Hal Rosenbluth's new health-care venture
More than 30 years ago, when Hal F. Rosenbluth was the young president of his family's corporate travel business, he embraced technology in a bid to help companies get a grip on travel expenses, widely viewed as unmanageable at the time.
Now, Rosenbluth, 64, has a new company, New Ocean Health Solutions, that has set its sights on another expense he called unmanageable: employee health care.
That is a monster goal, but it is not where New Ocean is starting.
New Ocean made its debut this week with an entry into the crowded market of corporate health and wellness programs, which companies use to help employees lead healthier lifestyles, lose weight, and manage chronic conditions.
"It's starting to create something which is manageable. It's beginning to put out the tools," Rosenbluth said.

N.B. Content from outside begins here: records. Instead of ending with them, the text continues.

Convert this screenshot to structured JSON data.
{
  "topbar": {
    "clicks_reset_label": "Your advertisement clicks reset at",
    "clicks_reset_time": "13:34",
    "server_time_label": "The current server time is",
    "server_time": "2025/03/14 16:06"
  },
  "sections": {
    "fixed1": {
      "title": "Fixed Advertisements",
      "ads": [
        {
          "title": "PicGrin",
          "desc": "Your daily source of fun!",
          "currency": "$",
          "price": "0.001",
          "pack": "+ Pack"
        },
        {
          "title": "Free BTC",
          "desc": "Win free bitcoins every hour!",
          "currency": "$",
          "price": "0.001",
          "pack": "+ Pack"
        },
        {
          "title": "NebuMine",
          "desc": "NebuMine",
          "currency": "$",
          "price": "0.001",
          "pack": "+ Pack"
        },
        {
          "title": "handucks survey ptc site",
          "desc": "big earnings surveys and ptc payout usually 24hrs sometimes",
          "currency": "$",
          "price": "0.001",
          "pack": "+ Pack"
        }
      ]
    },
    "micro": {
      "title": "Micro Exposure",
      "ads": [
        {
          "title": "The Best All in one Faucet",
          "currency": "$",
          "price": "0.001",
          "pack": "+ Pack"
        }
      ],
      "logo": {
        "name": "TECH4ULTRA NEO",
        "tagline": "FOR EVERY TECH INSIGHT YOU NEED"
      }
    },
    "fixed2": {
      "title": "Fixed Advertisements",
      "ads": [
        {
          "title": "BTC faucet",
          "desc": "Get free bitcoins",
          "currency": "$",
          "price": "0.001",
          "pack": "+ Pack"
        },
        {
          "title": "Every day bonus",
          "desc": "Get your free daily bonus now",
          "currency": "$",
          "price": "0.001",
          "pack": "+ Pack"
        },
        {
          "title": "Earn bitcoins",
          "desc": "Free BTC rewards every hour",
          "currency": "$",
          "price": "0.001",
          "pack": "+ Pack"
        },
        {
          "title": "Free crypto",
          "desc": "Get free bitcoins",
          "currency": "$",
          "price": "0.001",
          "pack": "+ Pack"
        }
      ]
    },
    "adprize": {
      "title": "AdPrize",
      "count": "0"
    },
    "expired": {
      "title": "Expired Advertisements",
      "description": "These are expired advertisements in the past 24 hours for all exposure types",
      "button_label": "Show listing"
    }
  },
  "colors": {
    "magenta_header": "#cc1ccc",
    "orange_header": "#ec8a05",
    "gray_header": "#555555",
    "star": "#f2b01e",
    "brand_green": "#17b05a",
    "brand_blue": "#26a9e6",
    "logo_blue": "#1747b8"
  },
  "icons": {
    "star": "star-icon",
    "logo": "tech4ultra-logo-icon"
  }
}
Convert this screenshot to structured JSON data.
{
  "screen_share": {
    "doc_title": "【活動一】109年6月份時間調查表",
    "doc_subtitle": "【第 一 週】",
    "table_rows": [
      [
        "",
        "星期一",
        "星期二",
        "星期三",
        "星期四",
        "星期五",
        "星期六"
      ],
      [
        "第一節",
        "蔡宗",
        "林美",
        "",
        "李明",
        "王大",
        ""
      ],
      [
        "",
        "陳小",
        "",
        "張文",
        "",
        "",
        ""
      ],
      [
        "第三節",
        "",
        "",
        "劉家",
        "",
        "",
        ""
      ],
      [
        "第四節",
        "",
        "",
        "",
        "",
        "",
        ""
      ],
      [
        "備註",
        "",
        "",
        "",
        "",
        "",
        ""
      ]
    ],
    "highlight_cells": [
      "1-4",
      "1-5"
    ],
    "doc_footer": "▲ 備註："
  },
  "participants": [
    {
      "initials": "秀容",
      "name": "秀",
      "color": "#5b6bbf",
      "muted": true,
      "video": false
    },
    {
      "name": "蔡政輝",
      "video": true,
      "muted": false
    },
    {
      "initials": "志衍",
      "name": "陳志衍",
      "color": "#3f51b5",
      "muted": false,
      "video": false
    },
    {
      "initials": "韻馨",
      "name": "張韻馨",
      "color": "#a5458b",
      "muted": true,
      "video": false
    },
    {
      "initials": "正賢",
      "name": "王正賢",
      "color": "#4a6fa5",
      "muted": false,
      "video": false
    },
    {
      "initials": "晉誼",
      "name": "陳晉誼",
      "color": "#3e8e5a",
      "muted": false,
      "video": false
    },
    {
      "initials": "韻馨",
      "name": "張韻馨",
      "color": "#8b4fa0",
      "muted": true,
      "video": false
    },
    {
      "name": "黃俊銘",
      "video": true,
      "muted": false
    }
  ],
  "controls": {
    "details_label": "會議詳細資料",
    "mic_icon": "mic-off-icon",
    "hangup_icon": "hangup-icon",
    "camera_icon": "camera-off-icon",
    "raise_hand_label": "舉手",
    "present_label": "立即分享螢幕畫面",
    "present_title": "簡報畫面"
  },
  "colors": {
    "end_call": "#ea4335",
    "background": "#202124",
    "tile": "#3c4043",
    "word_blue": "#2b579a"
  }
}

The company's secret sauce is behavioral science based on research by the University of Pennsylvania, said Rosenbluth, cofounder of Conshohocken-based Take Care Health Clinics Inc., which was sold to Walgreens for $250 million in 2008.
While working as president of Walgreens' health and wellness division, Rosenbluth learned what does not work by looking at possible acquisition targets for Walgreens.
"We walked away from all of them because you would have limited engagement, and then people would drop off," Rosenbluth, who served in that role until 2012, said in an interview last week. "They didn't use behavioral economics to create the pathway for people to be engaged."
In New Ocean's offices, software developers sit under flat screens displaying their work. "Someone might see a shortcut," said Rosenbluth, wearing the cowboy boots that hint at his attachment to a 3,000-acre North Dakota ranch.
The grounding in behavioral science was a key selling point for New Ocean's first customer, Independence Blue Cross, which also invested $2.4 million in New Ocean two years ago when it was called CareCam Health Systems and had a narrower focus on helping people with chronic conditions.
The key is being able to effectively motivate individuals, said Brian Lobley, president of commercial and consumer markets at Independence, which is currently deploying the New Ocean health and wellness program to its employees, with plans to make it available more widely later this year.
"You're going to motivate a mother of four in the suburbs a lot differently than an aging senior who wants to stay at home in the city. We love that aspect of getting a lot more personalized," said Lobley. He also said it was important that New Ocean was building its program from the ground up for mobile devices.
New Ocean's program starts with what it calls a "private-health assessment," as opposed to a health-risk assessment, a term that scares people off, Rosenbluth said.
New Ocean's algorithms will generate a very different program for a senior with diabetes and congestive heart failure than for a millennial who goes to the gym five days a week.
"Oh, wow, you're actually talking about me," as opposed to a generic insured member carrying an Independence Blue Cross card, Lobley said, describing the impression he hopes New Ocean's system makes on users.
New Ocean shared a series of smartphone screen shots that show guides for desired activities, such as eating well, getting exercise, and sleeping enough, with mechanisms to report those activities and get rewards that are displayed as dollars and carrots. A carrot could be a day off or a chance to wear jeans.
The behavioral science underlying New Ocean has shown that humans have a bias toward the present, an aversion to loss and regret, and a tendency to overweight probabilities, said Karen Horgan, president of Val Health, whose cofounders include David Asch and Kevin Volpp at Penn.
New Ocean, which employs 40 in Conshohocken and pays 80 percent of health-care costs, is using its own program in a way that relies on loss aversion to get results.
"If they go with the program, they will continue to have the 80-20 split. Plus, they'll get these monetary awards, which could save them $100 a month on their medical costs," Rosenbluth said of his employees.
"If they don't do this. Then the 80 percent will be reduced to 75 percent. That aligns the needs of the individual and the company," he said.